Figure 3.. Target-independent cell killing by multiple anti-cancer drugs.

(A) Western blot analysis for caspase-3 in A375 and HCT116 cells. (B) 7-point dose-response curves of Rosa26 and CASP3-KO A375 and HCT116 cells in the presence of two putative caspase-3 activators, 1541B and PAC-1. (C) 7-point dose-response curves of Rosa26 and HDAC6-KO A375 and DLD1 cells in the presence of two putative HDAC6 inhibitors, ricolinostat and citarinostat. (D) 7-point dose-response curves of Rosa26 and MAPK14-KO A375 and DLD1 cells in the presence of two putative MAPK14 inhibitors, ralimetinib and SCIO-469. (E) 7-point dose-response curves of Rosa26 and PBK-KO A375 and DLD1 cells in the presence of two putative PBK inhibitors, OTS514 and OTS964. (F) 7-point dose-response curves of Rosa26 and PIM1-KO A375 and DLD1 cells in the presence of a putative PIM1 inhibitor, SGI-1776. (G) 7-point dose-response curves of Rosa26 and PAK4-KO A375 and HCT116 cells in the presence of a putative PAK4 inhibitor, PF-3758309.

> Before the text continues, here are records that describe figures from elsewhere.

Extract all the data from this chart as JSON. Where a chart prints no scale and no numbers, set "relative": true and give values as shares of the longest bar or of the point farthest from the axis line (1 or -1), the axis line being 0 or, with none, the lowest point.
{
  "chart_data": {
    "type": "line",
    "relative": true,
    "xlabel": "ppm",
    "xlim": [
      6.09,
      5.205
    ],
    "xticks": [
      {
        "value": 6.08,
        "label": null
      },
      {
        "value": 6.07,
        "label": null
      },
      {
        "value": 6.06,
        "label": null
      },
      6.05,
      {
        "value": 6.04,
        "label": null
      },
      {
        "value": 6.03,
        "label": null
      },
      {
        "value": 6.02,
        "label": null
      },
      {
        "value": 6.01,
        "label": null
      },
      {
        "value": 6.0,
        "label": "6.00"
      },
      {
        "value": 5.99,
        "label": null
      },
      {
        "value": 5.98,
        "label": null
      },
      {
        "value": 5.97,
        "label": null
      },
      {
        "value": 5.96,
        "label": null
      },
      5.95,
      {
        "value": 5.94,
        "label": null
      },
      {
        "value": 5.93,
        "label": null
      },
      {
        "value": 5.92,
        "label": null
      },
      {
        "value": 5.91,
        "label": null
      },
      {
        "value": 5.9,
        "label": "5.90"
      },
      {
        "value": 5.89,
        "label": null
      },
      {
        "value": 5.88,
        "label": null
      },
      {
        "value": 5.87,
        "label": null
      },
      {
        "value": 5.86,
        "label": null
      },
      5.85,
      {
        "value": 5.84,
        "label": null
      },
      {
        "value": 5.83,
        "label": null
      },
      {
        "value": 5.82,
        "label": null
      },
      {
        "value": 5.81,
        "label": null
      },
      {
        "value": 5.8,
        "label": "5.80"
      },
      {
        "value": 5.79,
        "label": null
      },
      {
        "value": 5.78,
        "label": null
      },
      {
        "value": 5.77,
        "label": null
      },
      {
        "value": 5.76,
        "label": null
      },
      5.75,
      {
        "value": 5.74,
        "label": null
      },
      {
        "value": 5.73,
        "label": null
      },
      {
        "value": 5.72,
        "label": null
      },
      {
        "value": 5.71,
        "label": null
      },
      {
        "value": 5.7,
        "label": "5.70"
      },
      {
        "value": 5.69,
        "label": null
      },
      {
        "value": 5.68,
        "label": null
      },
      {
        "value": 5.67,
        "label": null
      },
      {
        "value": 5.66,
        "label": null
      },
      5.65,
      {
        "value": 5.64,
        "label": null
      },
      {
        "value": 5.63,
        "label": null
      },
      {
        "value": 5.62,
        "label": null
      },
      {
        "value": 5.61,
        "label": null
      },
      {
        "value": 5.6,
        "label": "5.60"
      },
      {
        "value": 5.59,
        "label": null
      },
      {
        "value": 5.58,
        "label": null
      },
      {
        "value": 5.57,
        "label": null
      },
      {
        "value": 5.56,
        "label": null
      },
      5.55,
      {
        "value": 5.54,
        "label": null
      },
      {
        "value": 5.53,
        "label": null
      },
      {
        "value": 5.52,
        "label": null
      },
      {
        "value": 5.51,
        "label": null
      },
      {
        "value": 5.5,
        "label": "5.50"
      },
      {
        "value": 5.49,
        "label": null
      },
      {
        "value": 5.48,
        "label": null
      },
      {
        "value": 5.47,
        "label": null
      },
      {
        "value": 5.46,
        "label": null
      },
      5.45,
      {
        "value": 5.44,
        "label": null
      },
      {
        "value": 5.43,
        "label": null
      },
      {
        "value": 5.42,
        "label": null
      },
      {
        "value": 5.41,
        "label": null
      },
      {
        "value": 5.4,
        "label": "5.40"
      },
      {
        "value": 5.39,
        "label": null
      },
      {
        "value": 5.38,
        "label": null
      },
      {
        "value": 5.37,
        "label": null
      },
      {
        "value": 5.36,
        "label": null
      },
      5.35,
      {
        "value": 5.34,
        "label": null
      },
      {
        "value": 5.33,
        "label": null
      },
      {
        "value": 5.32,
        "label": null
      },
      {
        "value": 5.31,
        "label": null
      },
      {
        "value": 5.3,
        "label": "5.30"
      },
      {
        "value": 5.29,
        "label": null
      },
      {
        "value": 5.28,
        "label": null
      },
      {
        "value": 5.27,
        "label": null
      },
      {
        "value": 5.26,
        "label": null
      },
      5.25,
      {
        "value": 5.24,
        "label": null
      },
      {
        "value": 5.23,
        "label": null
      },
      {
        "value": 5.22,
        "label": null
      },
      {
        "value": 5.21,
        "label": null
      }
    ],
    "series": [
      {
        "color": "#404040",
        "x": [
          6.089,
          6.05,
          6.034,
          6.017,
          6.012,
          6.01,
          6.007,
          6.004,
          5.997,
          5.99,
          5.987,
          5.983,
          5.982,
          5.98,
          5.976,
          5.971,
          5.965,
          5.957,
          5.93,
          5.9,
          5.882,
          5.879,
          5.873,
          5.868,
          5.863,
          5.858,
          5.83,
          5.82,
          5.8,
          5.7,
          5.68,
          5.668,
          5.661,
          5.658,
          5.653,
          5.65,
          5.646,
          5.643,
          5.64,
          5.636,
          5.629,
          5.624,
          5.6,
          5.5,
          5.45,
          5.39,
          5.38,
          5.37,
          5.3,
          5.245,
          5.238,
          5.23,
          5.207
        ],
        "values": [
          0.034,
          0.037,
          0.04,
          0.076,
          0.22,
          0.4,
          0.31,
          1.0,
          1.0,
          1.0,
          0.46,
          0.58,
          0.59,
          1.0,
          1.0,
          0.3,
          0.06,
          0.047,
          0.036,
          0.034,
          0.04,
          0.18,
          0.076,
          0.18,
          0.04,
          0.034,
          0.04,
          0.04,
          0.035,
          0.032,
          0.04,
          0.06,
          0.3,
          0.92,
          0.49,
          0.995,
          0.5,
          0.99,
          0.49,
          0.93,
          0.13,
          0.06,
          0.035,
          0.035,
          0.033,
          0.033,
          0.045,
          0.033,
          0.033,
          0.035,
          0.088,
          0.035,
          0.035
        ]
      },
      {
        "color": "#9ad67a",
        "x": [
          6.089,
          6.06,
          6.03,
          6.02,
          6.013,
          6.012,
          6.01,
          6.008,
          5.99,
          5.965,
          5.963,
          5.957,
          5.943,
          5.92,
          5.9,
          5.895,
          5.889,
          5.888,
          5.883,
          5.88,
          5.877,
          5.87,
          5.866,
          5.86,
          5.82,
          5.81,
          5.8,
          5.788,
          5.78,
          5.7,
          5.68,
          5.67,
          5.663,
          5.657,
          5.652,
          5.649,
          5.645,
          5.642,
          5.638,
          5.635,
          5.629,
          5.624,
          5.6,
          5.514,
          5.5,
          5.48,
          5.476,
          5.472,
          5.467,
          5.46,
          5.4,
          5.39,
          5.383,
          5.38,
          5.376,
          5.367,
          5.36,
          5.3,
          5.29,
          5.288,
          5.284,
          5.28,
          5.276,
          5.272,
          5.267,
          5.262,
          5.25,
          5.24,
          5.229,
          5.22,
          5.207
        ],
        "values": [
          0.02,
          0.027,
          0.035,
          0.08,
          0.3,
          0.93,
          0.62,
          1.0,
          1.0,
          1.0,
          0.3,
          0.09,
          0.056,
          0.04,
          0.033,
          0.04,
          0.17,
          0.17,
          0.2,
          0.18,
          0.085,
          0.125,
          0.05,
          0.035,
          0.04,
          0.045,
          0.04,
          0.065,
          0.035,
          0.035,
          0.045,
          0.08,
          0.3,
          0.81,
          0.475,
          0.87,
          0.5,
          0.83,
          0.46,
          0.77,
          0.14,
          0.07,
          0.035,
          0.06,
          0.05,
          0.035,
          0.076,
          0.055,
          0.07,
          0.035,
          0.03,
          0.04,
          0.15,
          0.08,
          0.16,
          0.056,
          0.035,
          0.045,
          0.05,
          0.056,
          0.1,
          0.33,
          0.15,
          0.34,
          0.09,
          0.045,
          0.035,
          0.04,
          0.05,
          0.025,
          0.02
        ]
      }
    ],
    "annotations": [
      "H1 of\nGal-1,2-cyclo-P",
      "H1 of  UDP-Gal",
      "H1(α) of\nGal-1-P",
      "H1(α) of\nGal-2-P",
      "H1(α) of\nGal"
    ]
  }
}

Figure 4.. Discovery of CDK11 as the in cellulo target of the mis-characterized anti-cancer drug OTS964.

(A) A schematic of the strategy to use the highly mutagenic HCT116 cell line to isolate mutations that confer OTS964 resistance. (B) Sanger sequencing validation of two heterozygous mutations in the CDK11B kinase domain. (C) Constructs used to introduce the G579S mutation into CDK11B via CRISPR-mediated HDR. The yellow arrowhead indicates the site of Cas9 cleavage, the red bar indicates the G579S substitution, and the blue bars indicate silent mutations introduced to prevent re-cutting after HDR. (D) Crystal violet staining of cancer cells transfected with the indicated constructs and then cultured in a lethal concentration of OTS964. (E) 7-point dose-response curves of Rosa26, PBK-KO, and CDK11B^G579S clones grown in varying concentration of OTS964. (F) Titration experiments reveal that OTS964 binds to CDK11B with a K_D of 40 nM. (G) Pancreatic cancer cell line MiaPaca-2 was transduced with guides specific CDK11A, guides specific for CDK11B, or guides that harbored cut sites in both genes. (H) A375 H2B-mCherry cells (left) or A375 H2B-mCherry cells that express CDK11B^G579S (right) were arrested at G1/S with a double-thymidine block and then were released into normal medium or medium containing OTS964. The percentage of mitotic cells in each population was scored every hour. (I) Representative images of the experiments in (H), 9 hours after release from thymidine. Scale bar, 50 μm.